Realising that I had reached the penultimate track I stopped for a moment to take stock of what I had heard so far. This was a seriously good album, which is why I was caught completely off guard by what I heard next. ‘The Pain’ kicks in and I am almost instantly drawing a much-stronger-than-I-would-like comparison to Metallica. Even the solo sounds a little too reminiscent to Kirk’s legendary tapping solo in Metallica’s classic track ‘One’. As if to further the Metallica allusion the song breaks down into a mellow middle section complete with lead break (Master of Puppets?.) But bear in mind, I said REMENISCENT of, not exactly like Metallica. ‘The Pain´ is still very much a distinctively Sinate song and nothing has been “ripped off” here as such. The song is chock of great thrash riffs and lead breaks. It just bears some similarities to a classic band that they have no doubt grown up listening to and playing along to. Maybe it was a nod of respect and meant to be that way. In which case lads, job done.
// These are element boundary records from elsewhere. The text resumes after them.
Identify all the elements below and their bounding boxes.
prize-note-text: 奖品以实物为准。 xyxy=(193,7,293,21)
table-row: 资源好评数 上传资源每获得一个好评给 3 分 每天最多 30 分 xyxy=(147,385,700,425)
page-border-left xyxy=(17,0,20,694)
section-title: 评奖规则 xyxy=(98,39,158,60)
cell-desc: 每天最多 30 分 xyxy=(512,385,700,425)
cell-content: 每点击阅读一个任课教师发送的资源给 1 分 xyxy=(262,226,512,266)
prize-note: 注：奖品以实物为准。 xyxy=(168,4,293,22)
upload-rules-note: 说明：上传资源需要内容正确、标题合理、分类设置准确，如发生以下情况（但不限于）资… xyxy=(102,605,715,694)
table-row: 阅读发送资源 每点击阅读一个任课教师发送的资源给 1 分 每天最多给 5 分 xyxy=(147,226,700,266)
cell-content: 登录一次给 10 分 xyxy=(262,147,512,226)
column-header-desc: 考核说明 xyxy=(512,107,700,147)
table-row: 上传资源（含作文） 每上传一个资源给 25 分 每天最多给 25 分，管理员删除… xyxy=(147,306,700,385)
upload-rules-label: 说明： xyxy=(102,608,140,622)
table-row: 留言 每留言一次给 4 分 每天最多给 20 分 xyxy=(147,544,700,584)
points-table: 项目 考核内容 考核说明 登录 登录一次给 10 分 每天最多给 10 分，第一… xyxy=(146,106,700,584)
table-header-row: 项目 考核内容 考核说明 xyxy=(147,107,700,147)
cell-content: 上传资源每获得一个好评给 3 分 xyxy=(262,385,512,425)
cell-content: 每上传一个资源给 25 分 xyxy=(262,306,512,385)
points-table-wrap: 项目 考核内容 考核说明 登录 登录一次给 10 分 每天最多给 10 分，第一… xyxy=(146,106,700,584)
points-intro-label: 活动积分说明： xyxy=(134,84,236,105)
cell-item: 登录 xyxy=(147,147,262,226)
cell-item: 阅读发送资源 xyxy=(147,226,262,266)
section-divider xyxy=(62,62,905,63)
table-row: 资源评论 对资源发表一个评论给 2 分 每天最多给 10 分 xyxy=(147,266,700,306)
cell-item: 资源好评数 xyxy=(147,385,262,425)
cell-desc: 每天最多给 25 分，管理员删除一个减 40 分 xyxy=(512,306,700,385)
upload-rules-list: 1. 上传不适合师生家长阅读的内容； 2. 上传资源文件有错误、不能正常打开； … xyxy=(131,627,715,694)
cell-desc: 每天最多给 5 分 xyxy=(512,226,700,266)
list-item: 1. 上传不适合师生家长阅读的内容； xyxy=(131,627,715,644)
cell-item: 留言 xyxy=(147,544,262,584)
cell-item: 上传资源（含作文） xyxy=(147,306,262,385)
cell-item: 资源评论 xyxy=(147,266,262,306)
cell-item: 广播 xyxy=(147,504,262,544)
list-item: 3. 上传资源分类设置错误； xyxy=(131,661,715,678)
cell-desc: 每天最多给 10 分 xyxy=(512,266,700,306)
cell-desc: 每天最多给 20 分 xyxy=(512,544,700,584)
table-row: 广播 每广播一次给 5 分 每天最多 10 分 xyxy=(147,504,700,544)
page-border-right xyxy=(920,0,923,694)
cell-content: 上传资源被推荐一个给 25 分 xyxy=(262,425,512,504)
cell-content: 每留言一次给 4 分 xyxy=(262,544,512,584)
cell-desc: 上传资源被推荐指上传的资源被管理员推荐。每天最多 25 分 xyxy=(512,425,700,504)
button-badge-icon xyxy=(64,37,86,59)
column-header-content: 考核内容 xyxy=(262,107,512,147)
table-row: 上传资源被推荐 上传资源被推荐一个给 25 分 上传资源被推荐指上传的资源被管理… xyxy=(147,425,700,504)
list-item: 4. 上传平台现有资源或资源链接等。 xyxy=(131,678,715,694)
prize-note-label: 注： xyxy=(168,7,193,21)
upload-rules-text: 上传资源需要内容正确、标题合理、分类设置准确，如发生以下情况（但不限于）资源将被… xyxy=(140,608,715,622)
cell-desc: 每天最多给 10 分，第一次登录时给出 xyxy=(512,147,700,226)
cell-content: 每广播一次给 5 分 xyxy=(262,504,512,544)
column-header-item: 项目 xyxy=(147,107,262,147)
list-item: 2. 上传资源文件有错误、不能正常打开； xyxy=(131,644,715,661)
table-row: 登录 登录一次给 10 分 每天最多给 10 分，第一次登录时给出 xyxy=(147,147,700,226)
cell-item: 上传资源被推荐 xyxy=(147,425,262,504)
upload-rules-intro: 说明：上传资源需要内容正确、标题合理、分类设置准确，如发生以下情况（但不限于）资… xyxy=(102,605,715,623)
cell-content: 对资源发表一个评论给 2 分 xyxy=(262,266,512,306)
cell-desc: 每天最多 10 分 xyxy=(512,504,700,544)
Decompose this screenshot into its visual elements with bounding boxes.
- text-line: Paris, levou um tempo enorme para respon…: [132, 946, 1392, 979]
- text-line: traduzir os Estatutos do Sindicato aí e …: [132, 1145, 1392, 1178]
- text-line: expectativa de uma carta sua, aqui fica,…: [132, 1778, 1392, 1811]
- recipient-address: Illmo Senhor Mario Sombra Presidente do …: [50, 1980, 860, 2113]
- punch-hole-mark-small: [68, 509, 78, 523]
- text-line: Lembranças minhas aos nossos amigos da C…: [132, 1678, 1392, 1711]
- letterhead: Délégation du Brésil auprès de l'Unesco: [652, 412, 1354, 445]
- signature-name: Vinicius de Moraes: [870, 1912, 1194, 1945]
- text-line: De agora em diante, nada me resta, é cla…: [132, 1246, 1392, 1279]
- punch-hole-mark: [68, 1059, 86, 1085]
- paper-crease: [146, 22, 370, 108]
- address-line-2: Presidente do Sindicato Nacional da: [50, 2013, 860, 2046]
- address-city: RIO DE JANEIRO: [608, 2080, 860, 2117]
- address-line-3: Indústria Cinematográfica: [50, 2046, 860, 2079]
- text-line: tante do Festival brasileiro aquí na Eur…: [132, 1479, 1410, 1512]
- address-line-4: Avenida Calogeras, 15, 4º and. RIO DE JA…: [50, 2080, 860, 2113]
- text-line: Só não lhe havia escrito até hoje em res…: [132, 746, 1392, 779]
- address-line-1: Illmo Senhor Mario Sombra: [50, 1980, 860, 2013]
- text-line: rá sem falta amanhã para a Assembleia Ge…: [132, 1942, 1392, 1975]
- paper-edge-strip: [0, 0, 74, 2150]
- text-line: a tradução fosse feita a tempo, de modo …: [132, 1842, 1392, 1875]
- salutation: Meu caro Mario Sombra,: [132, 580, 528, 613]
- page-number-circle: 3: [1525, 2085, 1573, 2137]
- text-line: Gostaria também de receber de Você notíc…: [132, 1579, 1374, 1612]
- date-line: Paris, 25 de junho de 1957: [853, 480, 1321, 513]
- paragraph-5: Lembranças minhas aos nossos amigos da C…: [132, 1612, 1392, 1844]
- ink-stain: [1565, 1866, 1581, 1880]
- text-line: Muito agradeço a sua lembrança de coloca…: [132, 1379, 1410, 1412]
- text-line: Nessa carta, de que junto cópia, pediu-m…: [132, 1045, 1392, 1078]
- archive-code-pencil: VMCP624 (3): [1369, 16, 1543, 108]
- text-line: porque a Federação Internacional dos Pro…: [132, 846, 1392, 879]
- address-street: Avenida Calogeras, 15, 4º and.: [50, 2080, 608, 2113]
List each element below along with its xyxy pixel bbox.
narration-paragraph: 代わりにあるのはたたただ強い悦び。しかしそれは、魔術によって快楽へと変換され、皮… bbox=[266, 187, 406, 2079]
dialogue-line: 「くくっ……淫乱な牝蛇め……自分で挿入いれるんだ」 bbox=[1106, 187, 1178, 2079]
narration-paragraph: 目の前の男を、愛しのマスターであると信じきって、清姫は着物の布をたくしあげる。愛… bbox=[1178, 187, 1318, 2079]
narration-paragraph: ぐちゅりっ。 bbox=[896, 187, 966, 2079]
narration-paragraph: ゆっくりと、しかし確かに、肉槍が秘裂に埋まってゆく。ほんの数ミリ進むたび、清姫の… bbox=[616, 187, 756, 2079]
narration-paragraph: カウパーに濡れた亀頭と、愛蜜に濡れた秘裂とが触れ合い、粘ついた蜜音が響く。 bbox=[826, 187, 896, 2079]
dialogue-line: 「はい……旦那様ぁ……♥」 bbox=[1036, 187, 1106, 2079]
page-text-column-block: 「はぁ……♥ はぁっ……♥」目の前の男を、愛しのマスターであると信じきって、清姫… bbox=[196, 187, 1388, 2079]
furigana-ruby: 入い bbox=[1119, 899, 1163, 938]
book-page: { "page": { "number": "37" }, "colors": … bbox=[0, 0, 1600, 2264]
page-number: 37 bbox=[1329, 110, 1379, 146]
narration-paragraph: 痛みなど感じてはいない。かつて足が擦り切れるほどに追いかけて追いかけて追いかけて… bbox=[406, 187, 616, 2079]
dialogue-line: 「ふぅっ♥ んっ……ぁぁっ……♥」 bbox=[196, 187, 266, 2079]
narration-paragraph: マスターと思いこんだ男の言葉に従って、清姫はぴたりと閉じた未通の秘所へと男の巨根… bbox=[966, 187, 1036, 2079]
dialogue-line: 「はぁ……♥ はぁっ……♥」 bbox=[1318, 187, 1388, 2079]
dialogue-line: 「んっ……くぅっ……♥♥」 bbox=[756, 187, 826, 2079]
Hitting the final track of the album always excites me because often the closer is as strong as the opener. In some cases I’ve found the last track to be my outright favourite. Though maybe not becoming an instant favourite, ‘Seperatist’ is definitely high up on the list. Again we’re treated to a more melodic sounding discordance before the engines fire and once again Matt’s vocals are there like a devil in your ear making you love the ‘evil, shouty music’. This song literally has everything in it. Everything you’ve heard on the album already compressed into just 3:23 and with just enough extra to send you out on a massively metal high.
Overall the album is a mix of 80’s thrash/speed and death metal that has been processed through a modern thrash blender and formed into a giant slab of modern metal to club you round the face with. But to put it simply, it is modern metal at its finest. This album has so many great moments with every song having hook after hook after hook. The lead work is flawless throughout and brilliantly played. I challenge any metalhead worth their salt to not be headbanging before ‘Premonitions…’ has even finished.
It doesn’t matter that Sinate aren’t already a bigger band. Why? Because they soon will be, that’s why. Considering they’re from one of the southern-most inhabitable parts of the planet (Middle Earth), they had already achieved a huge amount for a band in such a remote location and now they are based in Europe for the foreseeable future. I think it’s only a matter of time and one more album before Sinate are heading straight up the metalstream ladder to every festival stage there is. Everywhere!